For more than 20 years, scientists have been developing drugs that block a family of matrix metalloproteinases (MMPs) in order to treat a variety of diseases ranging from cancer to inflammatory diseases. But clinical trials on a variety of promising small molecules have failed because these drugs lack the specificity needed to target faulty MMPs while still allowing “good” MMPs to perform their regular cellular duties.
Clinical trial failures indicate that selective, rather than broad-based, MMP inhibitors are required for successful MMP therapies. However, achieving this selectivity with small-molecule inhibitors is difficult. As a result, broad-spectrum small molecule inhibitors have failed in clinical trials due to their low efficacy and deleterious side effects.
Prof. Min Xue and his colleague at the University of California, Riverside have developed peptide-based selective MMP-2 inhibitors with nanomolar activities. Unlike known MMP inhibitors, n-TIMP-2 and GM6001 that inhibit a broad spectrum of the MMP family, these peptide inhibitors do not exhibit off-target effects with other MMP family members such as MMP-9.

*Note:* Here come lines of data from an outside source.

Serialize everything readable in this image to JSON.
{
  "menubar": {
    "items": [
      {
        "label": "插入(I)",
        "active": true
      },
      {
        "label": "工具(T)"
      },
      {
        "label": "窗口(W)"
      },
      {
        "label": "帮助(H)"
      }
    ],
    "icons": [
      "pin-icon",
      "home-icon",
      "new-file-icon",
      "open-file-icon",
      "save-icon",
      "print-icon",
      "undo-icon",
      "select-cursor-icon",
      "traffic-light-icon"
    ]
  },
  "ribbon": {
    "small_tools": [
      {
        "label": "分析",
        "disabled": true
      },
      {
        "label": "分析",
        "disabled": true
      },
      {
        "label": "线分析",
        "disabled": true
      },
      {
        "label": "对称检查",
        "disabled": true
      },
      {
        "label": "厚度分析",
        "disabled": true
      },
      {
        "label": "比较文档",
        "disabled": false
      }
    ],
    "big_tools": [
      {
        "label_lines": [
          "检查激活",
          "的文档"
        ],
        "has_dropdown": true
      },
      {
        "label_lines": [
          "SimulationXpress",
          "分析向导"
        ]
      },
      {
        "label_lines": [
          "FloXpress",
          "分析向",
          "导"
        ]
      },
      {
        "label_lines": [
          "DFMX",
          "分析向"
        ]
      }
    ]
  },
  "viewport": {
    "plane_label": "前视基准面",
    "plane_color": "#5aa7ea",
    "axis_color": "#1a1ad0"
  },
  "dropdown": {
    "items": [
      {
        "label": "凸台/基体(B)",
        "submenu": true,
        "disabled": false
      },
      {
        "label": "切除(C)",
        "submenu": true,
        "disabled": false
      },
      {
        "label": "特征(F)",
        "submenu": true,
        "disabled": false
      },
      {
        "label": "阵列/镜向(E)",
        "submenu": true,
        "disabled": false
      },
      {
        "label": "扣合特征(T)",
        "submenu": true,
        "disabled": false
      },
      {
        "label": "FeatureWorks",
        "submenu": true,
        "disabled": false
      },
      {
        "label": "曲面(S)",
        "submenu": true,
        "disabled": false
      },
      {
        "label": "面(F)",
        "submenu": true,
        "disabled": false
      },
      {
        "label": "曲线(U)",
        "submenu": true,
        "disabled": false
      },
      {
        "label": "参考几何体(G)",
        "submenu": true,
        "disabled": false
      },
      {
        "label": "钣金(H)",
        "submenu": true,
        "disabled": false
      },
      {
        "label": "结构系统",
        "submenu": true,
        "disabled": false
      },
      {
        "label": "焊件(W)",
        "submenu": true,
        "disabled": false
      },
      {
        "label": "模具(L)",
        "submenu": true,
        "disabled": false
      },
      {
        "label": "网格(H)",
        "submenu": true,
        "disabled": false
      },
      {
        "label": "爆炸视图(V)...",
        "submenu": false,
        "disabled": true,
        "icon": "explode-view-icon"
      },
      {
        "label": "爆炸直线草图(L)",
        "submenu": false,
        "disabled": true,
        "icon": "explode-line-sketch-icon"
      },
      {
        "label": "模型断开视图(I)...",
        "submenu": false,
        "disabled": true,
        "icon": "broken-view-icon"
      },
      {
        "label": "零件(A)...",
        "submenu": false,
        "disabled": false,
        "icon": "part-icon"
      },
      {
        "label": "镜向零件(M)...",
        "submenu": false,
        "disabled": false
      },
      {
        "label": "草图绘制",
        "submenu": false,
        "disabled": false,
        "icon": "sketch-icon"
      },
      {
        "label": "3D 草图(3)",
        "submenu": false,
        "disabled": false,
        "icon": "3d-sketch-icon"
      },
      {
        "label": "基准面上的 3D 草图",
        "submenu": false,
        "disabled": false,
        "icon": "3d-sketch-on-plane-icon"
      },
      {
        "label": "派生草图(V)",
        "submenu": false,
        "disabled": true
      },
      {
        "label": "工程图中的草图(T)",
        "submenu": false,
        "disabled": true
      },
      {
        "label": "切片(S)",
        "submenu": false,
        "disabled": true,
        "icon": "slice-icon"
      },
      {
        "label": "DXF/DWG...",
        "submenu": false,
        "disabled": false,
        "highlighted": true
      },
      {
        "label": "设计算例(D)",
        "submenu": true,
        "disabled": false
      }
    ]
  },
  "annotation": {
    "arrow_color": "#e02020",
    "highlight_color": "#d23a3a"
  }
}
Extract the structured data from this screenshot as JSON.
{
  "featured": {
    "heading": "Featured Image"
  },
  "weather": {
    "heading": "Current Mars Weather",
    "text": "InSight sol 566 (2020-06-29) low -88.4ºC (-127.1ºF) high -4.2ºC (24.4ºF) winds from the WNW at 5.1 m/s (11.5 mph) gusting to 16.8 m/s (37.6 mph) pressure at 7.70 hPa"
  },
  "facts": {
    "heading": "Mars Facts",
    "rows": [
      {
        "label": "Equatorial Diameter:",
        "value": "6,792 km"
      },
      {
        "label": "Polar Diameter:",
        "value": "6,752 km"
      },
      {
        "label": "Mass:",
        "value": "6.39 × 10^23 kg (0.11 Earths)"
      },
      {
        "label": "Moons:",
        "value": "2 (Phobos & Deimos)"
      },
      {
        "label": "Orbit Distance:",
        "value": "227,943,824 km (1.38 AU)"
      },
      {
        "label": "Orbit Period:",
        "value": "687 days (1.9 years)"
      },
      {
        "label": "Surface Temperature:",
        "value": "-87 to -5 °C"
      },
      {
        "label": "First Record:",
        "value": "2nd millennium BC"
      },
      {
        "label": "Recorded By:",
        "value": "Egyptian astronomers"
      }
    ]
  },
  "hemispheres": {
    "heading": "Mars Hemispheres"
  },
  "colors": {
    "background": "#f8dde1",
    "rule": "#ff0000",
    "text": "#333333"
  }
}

Fig. 1 shows how a proMMP2 inhibitor (orange) interferes with the protein-protein interaction (PPI) between proMMP2 and TIMP2 (tissue inhibitor of metalloproteinases 2). This PPI inhibition blocks the TIMP2-assisted proMMP2 activation process and thereby results in lower levels of active MMP2.
Fig. 2 shows the novel UCR MMP-2 peptide binds to proMMP2 with an Kd of 2.3 nM and inhibits MMP2 activation with an IC50 of 20 nM.